トンネル効果を証明できない俺は、昼飯を調達するために走ることしか…できない。
…トンネル効果って知ってるかい。
ここに壁があるとしよう、そこに向かってボールを投げる。
すると、ボールは当然跳ね返って、来る。
ところが、一定の確率で、ボールが壁をすり抜けることがある。
…これを、トンネル効果って言うのさ。
そんなこと絶対あるわけ無いって?
いやいやいやいや…。
スマホなんかにこのトンネル効果の技術が使われていたりするんだよ、マジで。
身近なところで、この謎現象は技術として駆使されていたりするんだな。
…俺は昔から小難しいことが好きでね。
トンネル効果を知ってから、いつか通り抜ける時が来るんじゃないかって思って…隙あらば壁に向かって突撃していたのさ。
…確率なんてのは、数うちゃ当たる、ゼロじゃない限り「可能性は存在する」って証拠なんだよってね。
人間が単一分子構造じゃない限り、通り抜けなんてできない?
…いやいやいやいや。
すべての分子が揃って隊列を崩すことなく通り抜ける可能性だってあるだろ?
ゼロなんてのは、数学上の理論に過ぎない。
計算に不可欠な、この上なく使用価値のあるツールに過ぎないのさ。
確率においては、0%はありえない。
可能性に、0はありえない。
おかしな持論を持ちながら、ただがむしゃらに…やけに壁に突撃しがちな俺を見て、いわゆる神さまって奴が絆されちゃったんだな、たぶん。

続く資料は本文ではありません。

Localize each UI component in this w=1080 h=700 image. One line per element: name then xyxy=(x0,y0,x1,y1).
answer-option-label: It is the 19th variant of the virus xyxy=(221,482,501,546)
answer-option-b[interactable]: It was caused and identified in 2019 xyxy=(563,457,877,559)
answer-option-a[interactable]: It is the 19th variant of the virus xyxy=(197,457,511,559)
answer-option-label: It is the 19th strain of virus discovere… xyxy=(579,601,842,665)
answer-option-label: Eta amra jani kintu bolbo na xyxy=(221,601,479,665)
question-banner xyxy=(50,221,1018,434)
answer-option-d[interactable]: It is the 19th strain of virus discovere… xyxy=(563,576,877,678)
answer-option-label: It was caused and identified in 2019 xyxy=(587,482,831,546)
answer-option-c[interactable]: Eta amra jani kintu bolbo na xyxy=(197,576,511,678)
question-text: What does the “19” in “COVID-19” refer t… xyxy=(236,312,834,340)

俺は高校二年の秋、体育館裏の壁に突撃し、トンネル効果の恩恵を…微妙に受け取ることとなった。
…俺は、壁を、すり抜けたんだ。
壁をすり抜けた瞬間のことはよく覚えている。
何の抵抗も感じないまま、両手が壁にめり込む…いや、混じっていったというほうがしっくり来るな。
壁の振動が俺の中に混じって、やけに心地よく感じられた。
……あの時、体育館内部でバスケ部の連中がドリブル練習をしていて、その振動が実に規則正しく響き渡っていたのさ。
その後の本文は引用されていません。